Ver, por ejemplo, en la cúspide del mando y sin ganas de entregarlo, después de siete años, al jovencito que tomaba posesión de la alcaldía de Medellín cualquier día de octubre de 1982. Uribe se ha visto siempre con cara infantil, imaginémoslo de 29 años. Escasos cinco meses duró como alcalde, removido como fue por el presidente Betancur, en lo que se presentó como una crisis burocrática corriente.

Ver a Noemí Sanín, antes gerente de Corporación de Ahorros en Chapinero y, en este momento, varias veces candidata presidencial, canciller y ministra de variados gobiernos. Hoy más joven que ayer.
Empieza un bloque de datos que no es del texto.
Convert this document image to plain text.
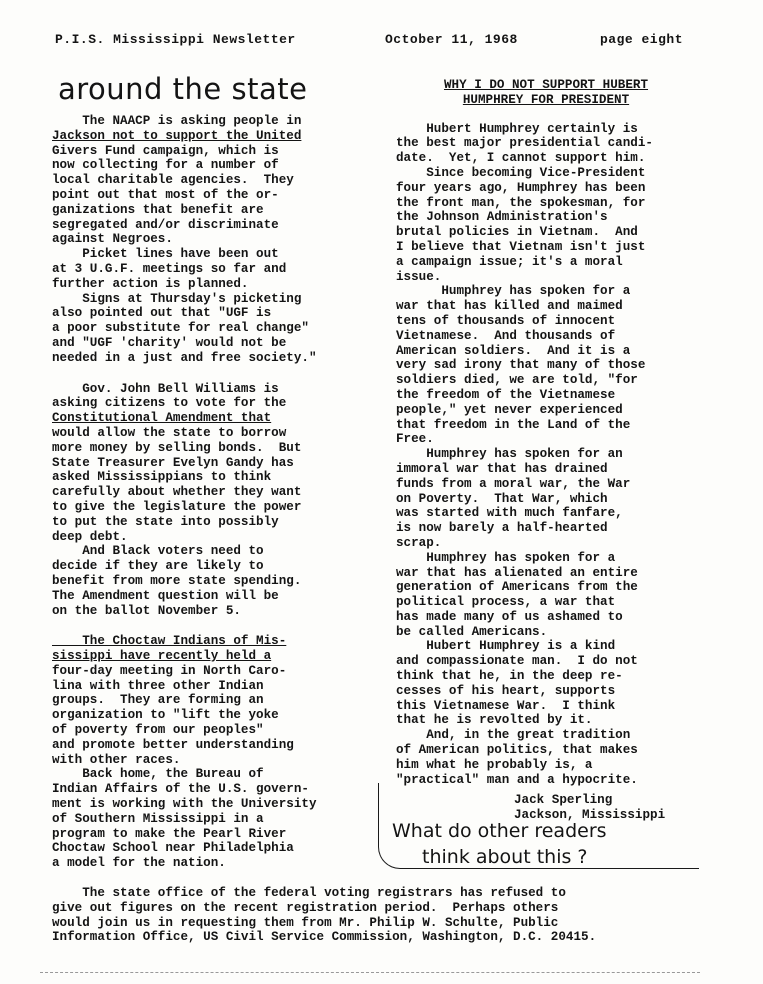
P.I.S. Mississippi Newsletter	October 11, 1968	page eight
around the state

The NAACP is asking people in

Jackson not to support the United

Givers Fund campaign, which is

now collecting for a number of

local charitable agencies.  They

point out that most of the or-

ganizations that benefit are

segregated and/or discriminate

against Negroes.

Picket lines have been out

at 3 U.G.F. meetings so far and

further action is planned.

Signs at Thursday's picketing

also pointed out that "UGF is

a poor substitute for real change"

and "UGF 'charity' would not be

needed in a just and free society."

Gov. John Bell Williams is

asking citizens to vote for the

Constitutional Amendment that

would allow the state to borrow

more money by selling bonds.  But

State Treasurer Evelyn Gandy has

asked Mississippians to think

carefully about whether they want

to give the legislature the power

to put the state into possibly

deep debt.

And Black voters need to

decide if they are likely to

benefit from more state spending.

The Amendment question will be

on the ballot November 5.

The Choctaw Indians of Mis-

sissippi have recently held a

four-day meeting in North Caro-

lina with three other Indian

groups.  They are forming an

organization to "lift the yoke

of poverty from our peoples"

and promote better understanding

with other races.

Back home, the Bureau of

Indian Affairs of the U.S. govern-

ment is working with the University

of Southern Mississippi in a

program to make the Pearl River

Choctaw School near Philadelphia

a model for the nation.

WHY I DO NOT SUPPORT HUBERT

HUMPHREY FOR PRESIDENT

Hubert Humphrey certainly is

the best major presidential candi-

date.  Yet, I cannot support him.

Since becoming Vice-President

four years ago, Humphrey has been

the front man, the spokesman, for

the Johnson Administration's

brutal policies in Vietnam.  And

I believe that Vietnam isn't just

a campaign issue; it's a moral

issue.

Humphrey has spoken for a

war that has killed and maimed

tens of thousands of innocent

Vietnamese.  And thousands of

American soldiers.  And it is a

very sad irony that many of those

soldiers died, we are told, "for

the freedom of the Vietnamese

people," yet never experienced

that freedom in the Land of the

Free.

Humphrey has spoken for an

immoral war that has drained

funds from a moral war, the War

on Poverty.  That War, which

was started with much fanfare,

is now barely a half-hearted

scrap.

Humphrey has spoken for a

war that has alienated an entire

generation of Americans from the

political process, a war that

has made many of us ashamed to

be called Americans.

Hubert Humphrey is a kind

and compassionate man.  I do not

think that he, in the deep re-

cesses of his heart, supports

this Vietnamese War.  I think

that he is revolted by it.

And, in the great tradition

of American politics, that makes

him what he probably is, a

"practical" man and a hypocrite.

Jack Sperling

Jackson, Mississippi

What do other readers
think about this ?

The state office of the federal voting registrars has refused to

give out figures on the recent registration period.  Perhaps others

would join us in requesting them from Mr. Philip W. Schulte, Public

Information Office, US Civil Service Commission, Washington, D.C. 20415.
Ver al senador Chuzo, antes dispuesto a puyar a los corruptos, hoy presidente del Congreso de la República, sin más comentarios.
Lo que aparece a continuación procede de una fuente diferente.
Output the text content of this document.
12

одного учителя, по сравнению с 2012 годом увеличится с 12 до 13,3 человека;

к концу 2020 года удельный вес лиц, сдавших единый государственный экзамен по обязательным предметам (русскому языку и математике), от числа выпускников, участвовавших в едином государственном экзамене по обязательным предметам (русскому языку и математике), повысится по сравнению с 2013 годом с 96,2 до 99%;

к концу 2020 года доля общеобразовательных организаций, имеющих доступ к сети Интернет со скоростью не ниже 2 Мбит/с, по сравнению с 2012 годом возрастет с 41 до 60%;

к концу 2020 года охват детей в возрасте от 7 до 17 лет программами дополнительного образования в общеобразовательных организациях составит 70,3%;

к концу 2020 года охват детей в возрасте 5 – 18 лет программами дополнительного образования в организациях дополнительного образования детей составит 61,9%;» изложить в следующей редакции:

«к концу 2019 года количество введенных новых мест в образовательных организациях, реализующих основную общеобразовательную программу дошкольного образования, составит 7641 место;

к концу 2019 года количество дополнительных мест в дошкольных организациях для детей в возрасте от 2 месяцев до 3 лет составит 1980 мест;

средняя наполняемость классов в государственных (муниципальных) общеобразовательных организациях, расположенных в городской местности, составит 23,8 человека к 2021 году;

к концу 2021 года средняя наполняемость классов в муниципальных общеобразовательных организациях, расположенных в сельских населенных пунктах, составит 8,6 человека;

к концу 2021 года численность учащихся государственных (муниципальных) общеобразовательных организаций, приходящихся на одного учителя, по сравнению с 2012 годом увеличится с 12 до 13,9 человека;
Ver a Fabio Valencia Cossio, ayer liándose a trompadas con un jefe liberal de Antioquia, en la propia Registraduría de Medellín y hoy ministro del Interior de ese mismo jefe, a quien, por todos los medios, quiere perpetuar en el poder. Recuerdo haber subido con él a una “bola”, como se les decía a las camionetas panel, el día luctuoso en que dejamos el cuerpo de nuestro amigo Lara en los Jardines del Paraíso, en Neiva. Su traje blanco, arrugado por el calor, el cabello negro, la piel batallada.

Ver hace muy poco al ex ministro Arias, “Uribito”, irrumpir en la política “de las grandes ligas”, situándose por cuenta propia como aspirante presidencial de primera línea y hoy tremendamente lastimado en su prestigio, por culpa de aquel criterio de privilegiar con dinero a los ricos para que les den trabajo a los pobres, algo parecido o lo mismo que se llamó hace algunos años el desarrollismo.

Vivir para ver. Ver a un hombre de raza negra ocupar la Casa Blanca, antes un chico de afro en Honolulu; hoy, además, premio Nobel de Paz, más que todo por la complacencia (y esperanza) con que lo recibió el mundo y por sus postulados de concertación y tolerancia. Paradójico, pero no es el primer Nobel que recibe la distinción, mientras está comandando algunas guerras heredadas.

No era fácil imaginar tampoco a Piedad, la nuestra, ayer combatida y vejada, hoy finalista del Nobel. Émulo inesperado y poderoso le quitó la distinción internacional. Posiblemente pudo asustar a Oslo verla tan cercana a un vecino de su país, guerrerista y vulgar.